Now, the question that burdens my soul is how can we get this outcome in our churches, specifically in our mission churches? I know that as parents we are responsible for raising our children and to spiritually prepare them to face the world. So, I know what we must do as parents. And my husband and I are doing our best to live a holy life and live by example.

But, my husband and I are also responsible for our “church children.” Here in Africa, our children are surrounded by broken families, drunk mothers and fathers, abusive or absent fathers, adultery and so much more! I once asked a group of young teenager girls which of them had a father that gets drunk. And every single girl raised her hand. Every single one. Then they began to open up about the challenges they faced at home. Sad stories that I can never forget. Abandonment. Their mothers and themselves being kicked out of their homes by their dads and forced to sleep outside. Verbal abuse. Mothers telling daughters that she wished her daughter had never been born. Insecurities. Too ugly. Too dark. Too dumb. This was just an average group of young, beautiful teenagers. And they are so beautiful. Our average families.

How can we save our young people and keep them in our Churches when they have terrible examples of parents? (Don’t get me wrong, we also have wonderful, godly examples of parents).

Recently, God has put it on our hearts to focus on building our families. The family is the smallest unit of the church. When the family is strong, the children are balanced and healthy. The church is then strong. Therefore, we have started the Family Altar Ministries. We have Valentine’s Day events for couples, parenting workshops, family days, date nights, and Father’s Day events, to name a few. We are helping parents heal and at the same time teaching our parents how to raise a future of Orthodox children. We start with the Priests, Leaders, Deacons, Servants and then the rest of the church family.

We are still faced with a lot of broken, nonresponsive parents. For those children, we are trying to build a Mentorship Program. Many experts say that one of the most successful programs is Mentorships like Big Brothers Big Sisters. In our Mentorship program, a Servant takes under his or her wing one or more of these young ones. They establish a relationship, a spiritual rule, and follow up with them. I know the most ideal is having Godly examples at home. But, I have to have HOPE that God can still transform them and they can choose to love God at a young age.

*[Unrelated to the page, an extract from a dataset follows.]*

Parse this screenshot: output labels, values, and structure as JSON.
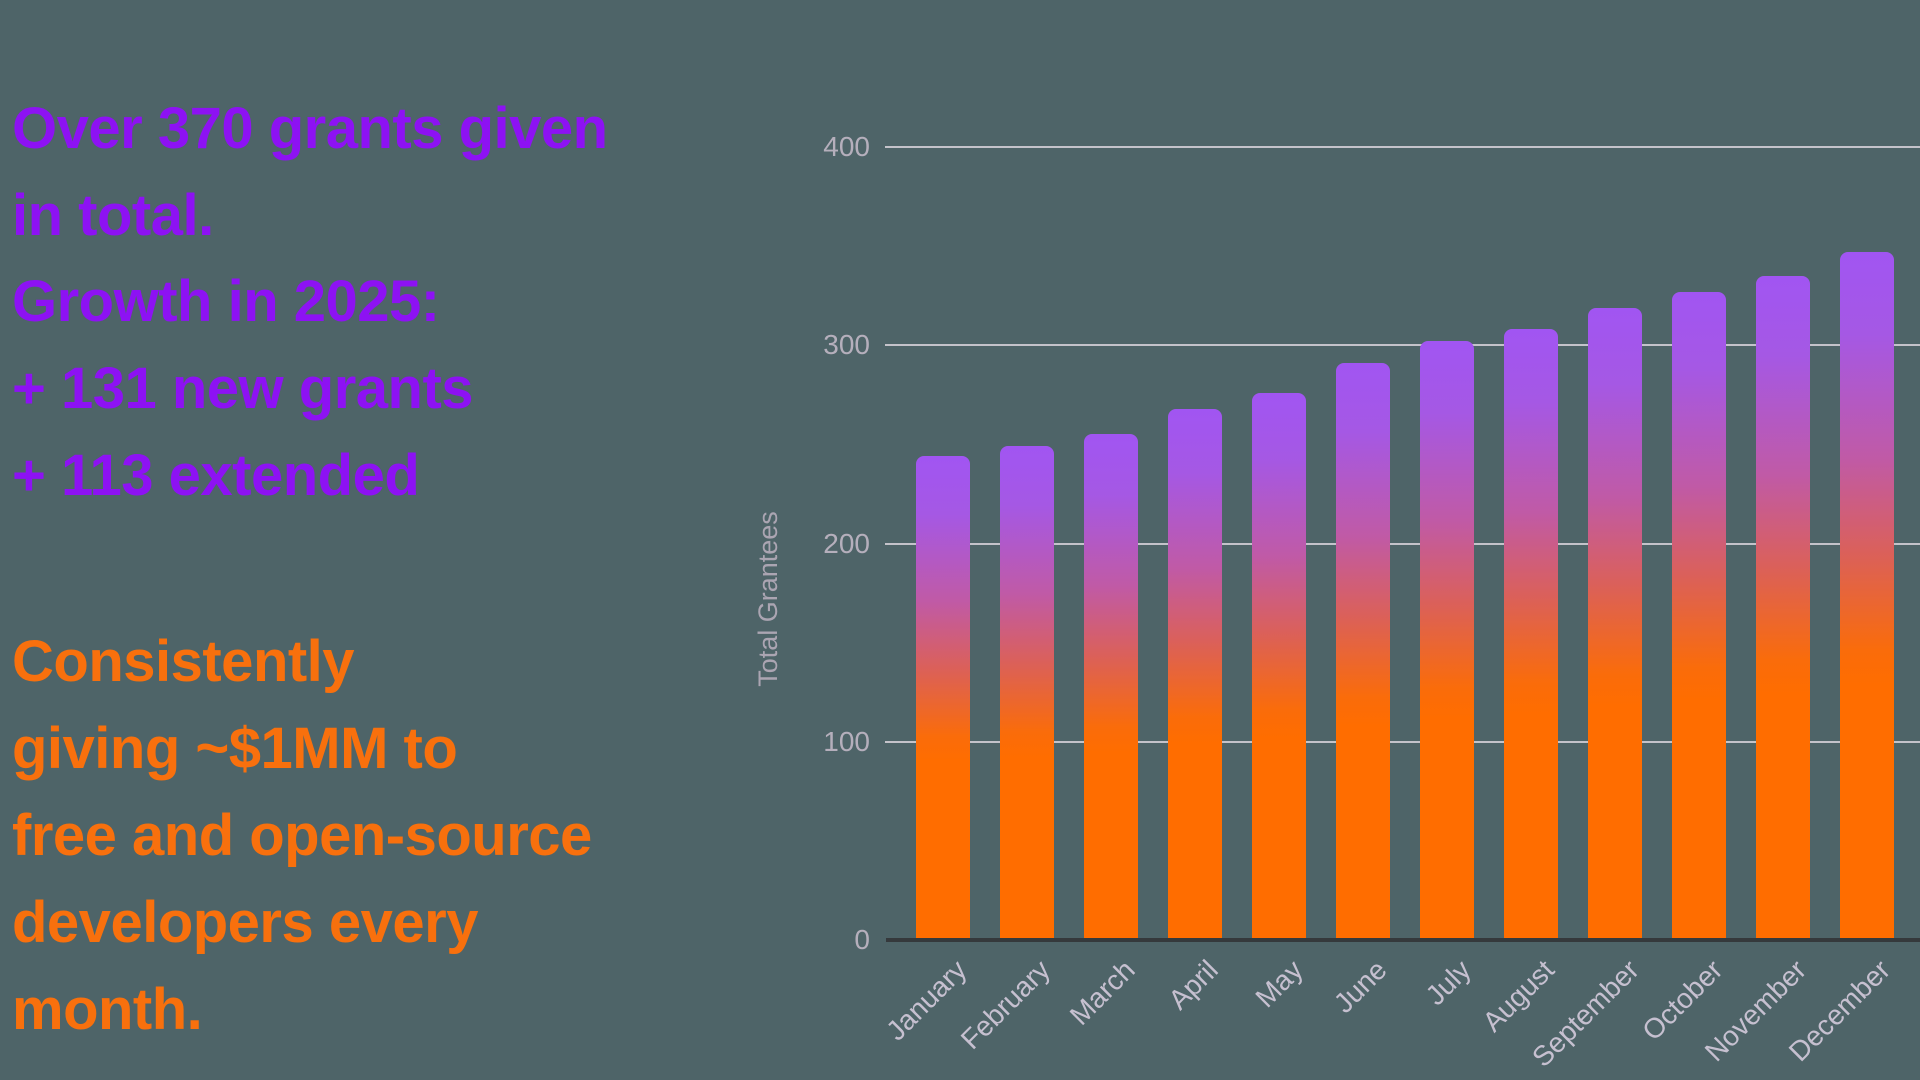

“But if we hope for what we do not see, we eagerly wait for it with perseverance.” Romans 8:25

A dear friend of mine and another Orthodox Priest’s wife gave me her wisdom once when I visited her. She said that “Modern Martyrdom” is when we intentionally and willingly sacrifice our lives for others. I have been trying to do my part of this little ocean that God has placed me in. It is not always easy. It takes times. It takes sacrifice. It takes Martyrdom.

Wherever we are, there is brokenness. Hurt. Abandonment. Fears.

I pray with ALL of my heart that YOU too can mentor and love a broken person. Or help build church families. Godly marriages. “Holy mommies and daddies,” in the words of my son.

The Church needs you.

Let’s Chat: I would love to get more ideas from you for our ministries! In what ways are you helping build families or mentoring someone?